Washington NFL Team Minority Owners Pressing Snyder to Sell

  • Minority owners are looking to sell their approximately 40% stake in the team.
  • The franchise would likely be worth more with an open path to majority ownership.
Washington NFL Team Minority Owners Reportedly Pressuring Dan Snyder to Sell
Rich Barnes-USA TODAY Sports

Weeks of turmoil continue for Washington Football Team owner Dan Snyder, who is now being pressured by the team’s minority owners to sell the franchise, according to The Wall Street Journal. 

Minority owners FedEx Corp. CEO Fred Smith, Black Diamond Capital chairman Robert Rothman and NVR Inc. board chairman Dwight Schar own approximately 40% of the team and have already hired an investment firm to sell their stakes. According to the Journal’s sources, their shares would be more valuable on the market if the entire team were for sale.

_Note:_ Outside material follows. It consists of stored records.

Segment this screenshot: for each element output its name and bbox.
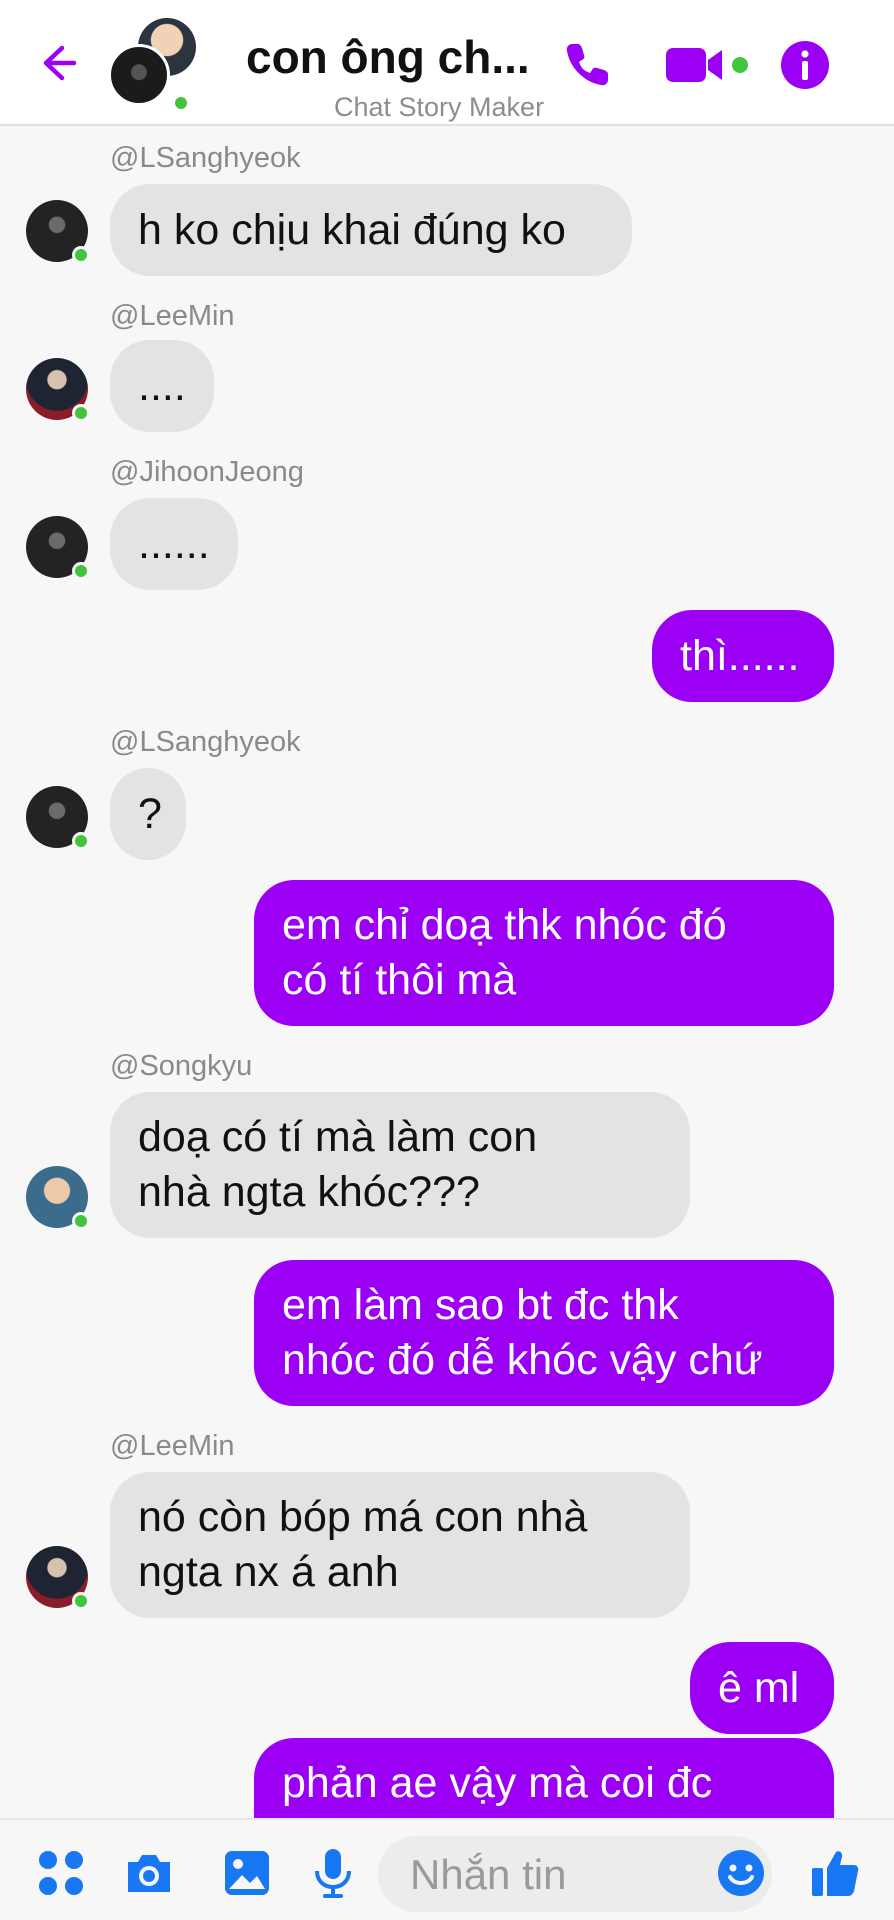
member-avatar [108,44,170,106]
chat-title[interactable]: con ông ch... [246,30,530,84]
sender-avatar[interactable] [26,358,90,422]
sender-avatar[interactable] [26,1546,90,1610]
online-indicator [72,1592,90,1610]
incoming-message-bubble[interactable]: .... [110,340,214,432]
sender-avatar[interactable] [26,516,90,580]
online-indicator [72,404,90,422]
online-indicator [72,832,90,850]
info-icon[interactable] [778,38,832,92]
incoming-message-bubble[interactable]: doạ có tí mà làm con nhà ngta khóc??? [110,1092,690,1238]
microphone-icon[interactable] [306,1846,360,1900]
back-arrow-icon[interactable] [32,38,82,88]
incoming-message-bubble[interactable]: ? [110,768,186,860]
online-indicator [72,246,90,264]
chat-subtitle: Chat Story Maker [334,92,545,122]
image-gallery-icon[interactable] [220,1846,274,1900]
sender-name: @LeeMin [110,1430,235,1462]
message-input-field[interactable] [378,1836,772,1912]
outgoing-message-bubble[interactable]: thì...... [652,610,834,702]
incoming-message-bubble[interactable]: nó còn bóp má con nhà ngta nx á anh [110,1472,690,1618]
message-input[interactable] [408,1848,692,1902]
group-avatar[interactable] [104,18,204,112]
phone-call-icon[interactable] [560,38,614,92]
composer-bar [0,1818,894,1920]
sender-avatar[interactable] [26,200,90,264]
chat-header: con ông ch... Chat Story Maker [0,0,894,126]
online-indicator [72,1212,90,1230]
thumbs-up-icon[interactable] [808,1846,862,1900]
sender-avatar[interactable] [26,786,90,850]
sender-avatar[interactable] [26,1166,90,1230]
sender-name: @LeeMin [110,300,235,332]
online-indicator [72,562,90,580]
outgoing-message-bubble[interactable]: ê ml [690,1642,834,1734]
video-call-icon[interactable] [666,38,752,92]
incoming-message-bubble[interactable]: h ko chịu khai đúng ko [110,184,632,276]
sender-name: @LSanghyeok [110,726,301,758]
online-indicator [172,94,190,112]
outgoing-message-bubble[interactable]: em làm sao bt đc thk nhóc đó dễ khóc vậy… [254,1260,834,1406]
outgoing-message-bubble[interactable]: phản ae vậy mà coi đc [254,1738,834,1818]
camera-icon[interactable] [122,1846,176,1900]
incoming-message-bubble[interactable]: ...... [110,498,238,590]
outgoing-message-bubble[interactable]: em chỉ doạ thk nhóc đó có tí thôi mà [254,880,834,1026]
apps-grid-icon[interactable] [34,1846,88,1900]
sender-name: @LSanghyeok [110,142,301,174]
message-list[interactable]: @LSanghyeok h ko chịu khai đúng ko @LeeM… [0,128,894,1818]
sender-name: @Songkyu [110,1050,253,1082]
sender-name: @JihoonJeong [110,456,304,488]
emoji-icon[interactable] [714,1846,768,1900]
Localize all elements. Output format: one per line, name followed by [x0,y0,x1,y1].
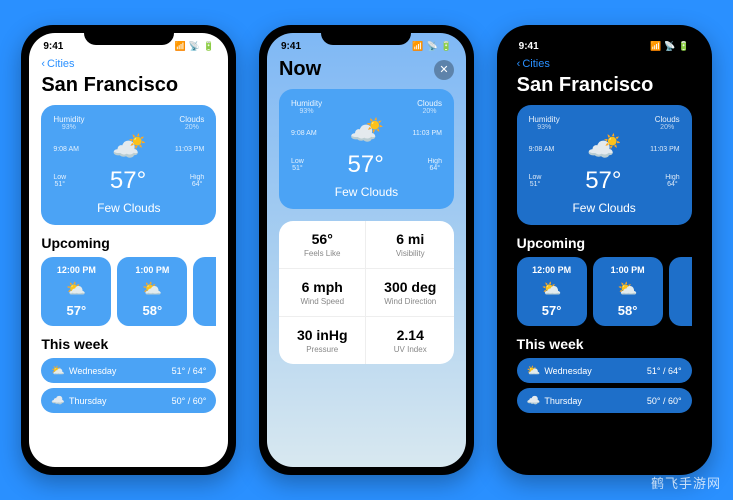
detail-pressure: 30 inHgPressure [279,317,367,364]
detail-wind-direction: 300 degWind Direction [366,269,454,317]
detail-wind-speed: 6 mphWind Speed [279,269,367,317]
condition-text: Few Clouds [53,201,204,215]
signal-icon: 📶 [412,41,423,52]
upcoming-header: Upcoming [41,235,216,251]
partly-cloudy-icon: ⛅ [125,279,179,299]
partly-cloudy-icon: ⛅ [601,279,655,299]
low-value: 51° [53,181,66,188]
partly-cloudy-icon: ⛅ [51,364,65,377]
upcoming-list[interactable]: 12:00 PM⛅57° 1:00 PM⛅58° 2 [517,257,692,326]
daily-row[interactable]: ⛅Wednesday51° / 64° [517,358,692,383]
chevron-left-icon: ‹ [517,58,521,70]
week-header: This week [517,336,692,352]
humidity-label: Humidity [53,115,84,124]
upcoming-header: Upcoming [517,235,692,251]
hourly-card[interactable]: 2 [193,257,216,326]
current-weather-card[interactable]: Humidity93% Clouds20% 9:08 AM 11:03 PM L… [41,105,216,225]
chevron-left-icon: ‹ [41,58,45,70]
now-title: Now [279,58,321,81]
signal-icon: 📶 [175,41,186,52]
cloud-icon: ☁️ [527,394,541,407]
clouds-label: Clouds [179,115,204,124]
back-to-cities[interactable]: ‹ Cities [41,58,216,70]
screen-dark: 9:41 📶 📡 🔋 ‹ Cities San Francisco Humidi… [505,33,704,467]
partly-cloudy-icon: ⛅ [527,364,541,377]
humidity-value: 93% [53,124,84,131]
current-weather-card[interactable]: Humidity93% Clouds20% 9:08 AM 11:03 PM L… [279,89,454,209]
current-weather-card[interactable]: Humidity93% Clouds20% 9:08 AM 11:03 PM L… [517,105,692,225]
partly-cloudy-icon: ⛅ [49,279,103,299]
partly-cloudy-icon [587,137,617,161]
daily-row[interactable]: ☁️Thursday50° / 60° [517,388,692,413]
sunset-time: 11:03 PM [175,146,204,153]
low-label: Low [53,174,66,181]
city-title: San Francisco [41,74,216,97]
wifi-icon: 📡 [189,41,200,52]
close-button[interactable]: ✕ [434,60,454,80]
status-time: 9:41 [281,41,301,52]
back-label: Cities [47,58,75,70]
week-header: This week [41,336,216,352]
battery-icon: 🔋 [441,41,452,52]
high-value: 64° [190,181,204,188]
clouds-value: 20% [179,124,204,131]
screen-light: 9:41 📶 📡 🔋 ‹ Cities San Francisco Humidi… [29,33,228,467]
watermark-text: 鹤飞手游网 [651,473,721,492]
hourly-card[interactable]: 12:00 PM⛅57° [517,257,587,326]
sunrise-time: 9:08 AM [53,146,79,153]
partly-cloudy-icon [112,137,142,161]
wifi-icon: 📡 [427,41,438,52]
hourly-card[interactable]: 2 [669,257,692,326]
high-label: High [190,174,204,181]
daily-row[interactable]: ☁️Thursday50° / 60° [41,388,216,413]
city-title: San Francisco [517,74,692,97]
partly-cloudy-icon [350,121,380,145]
screen-detail: 9:41 📶 📡 🔋 Now ✕ Humidity93% Clouds20% 9… [267,33,466,467]
detail-uv-index: 2.14UV Index [366,317,454,364]
status-time: 9:41 [519,41,539,52]
battery-icon: 🔋 [678,41,689,52]
detail-grid: 56°Feels Like 6 miVisibility 6 mphWind S… [279,221,454,364]
notch [84,25,174,45]
cloud-icon: ☁️ [51,394,65,407]
detail-visibility: 6 miVisibility [366,221,454,269]
upcoming-list[interactable]: 12:00 PM⛅57° 1:00 PM⛅58° 2 [41,257,216,326]
partly-cloudy-icon: ⛅ [525,279,579,299]
daily-row[interactable]: ⛅Wednesday51° / 64° [41,358,216,383]
phone-mockup-1: 9:41 📶 📡 🔋 ‹ Cities San Francisco Humidi… [21,25,236,475]
hourly-card[interactable]: 12:00 PM⛅57° [41,257,111,326]
current-temp: 57° [110,167,146,195]
signal-icon: 📶 [650,41,661,52]
notch [321,25,411,45]
wifi-icon: 📡 [664,41,675,52]
hourly-card[interactable]: 1:00 PM⛅58° [593,257,663,326]
phone-mockup-2: 9:41 📶 📡 🔋 Now ✕ Humidity93% Clouds20% 9… [259,25,474,475]
battery-icon: 🔋 [203,41,214,52]
close-icon: ✕ [439,63,448,76]
back-to-cities[interactable]: ‹ Cities [517,58,692,70]
detail-feels-like: 56°Feels Like [279,221,367,269]
notch [559,25,649,45]
hourly-card[interactable]: 1:00 PM⛅58° [117,257,187,326]
status-time: 9:41 [43,41,63,52]
phone-mockup-3: 9:41 📶 📡 🔋 ‹ Cities San Francisco Humidi… [497,25,712,475]
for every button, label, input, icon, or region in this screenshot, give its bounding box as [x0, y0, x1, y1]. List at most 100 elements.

When Snyder, 55, bought the team in 1999 for $750 million, he was the youngest owner in the NFL. He made his initial fortune with marketing business Snyder Communications and sold it in 2000, and is currently worth $2.6 billion, according to Forbes

Sources told the Journal that Snyder has “no intention” to sell his majority stake, and has “been reluctant to give any [interested minority buyers] the option to eventually buy control despite the attempt to oust him.” 

In a filing issued Monday in Virginia as part of a larger suit against an Indian media company, Snyder suggested that one of the minority owners tried to leak defamatory information that was published in articles in July that have since been taken down. 

Snyder has been under fire for much of the NFL offseason over a number of issues surrounding the team and its personnel.

In early July, after years of pushback, he announced that the team would drop its former “Redskins” moniker, a racist slur against Native Americans. FedEx, minority owner Smith’s company – which paid $205 million in 1998 for the naming rights to the team’s stadium through 2025 – had made an official request for a name change.

Smith had reportedly been trying to sell his stake in the team for at least a year ahead of the naming standoff, and at one point thought he had a buyer, but the buyer opted to buy a stake in a different team due to Snyder’s slow approval process.

A group of 87 investment firms and shareholders worth a combined $620 billion also issued letters calling for brands to end their relationship with the team until its name is changed, and Nike had pulled the team’s merchandise from its online store. The team announced in late July it would call itself the Washington Football Team during the 2020 season while it decides on a new name. 

On July 16, The Washington Post released an investigation that included allegations from 15 female team employees and two media members of sexual misconduct and harassment by team officials over more than a decade. While Snyder is not directly accused of misconduct, he is said to have fostered a “hostile” work environment.

Shortly after that report, Syder hired prominent sports attorney Beth Wilkinson to conduct an independent review of the allegations, and the team’s culture and policies.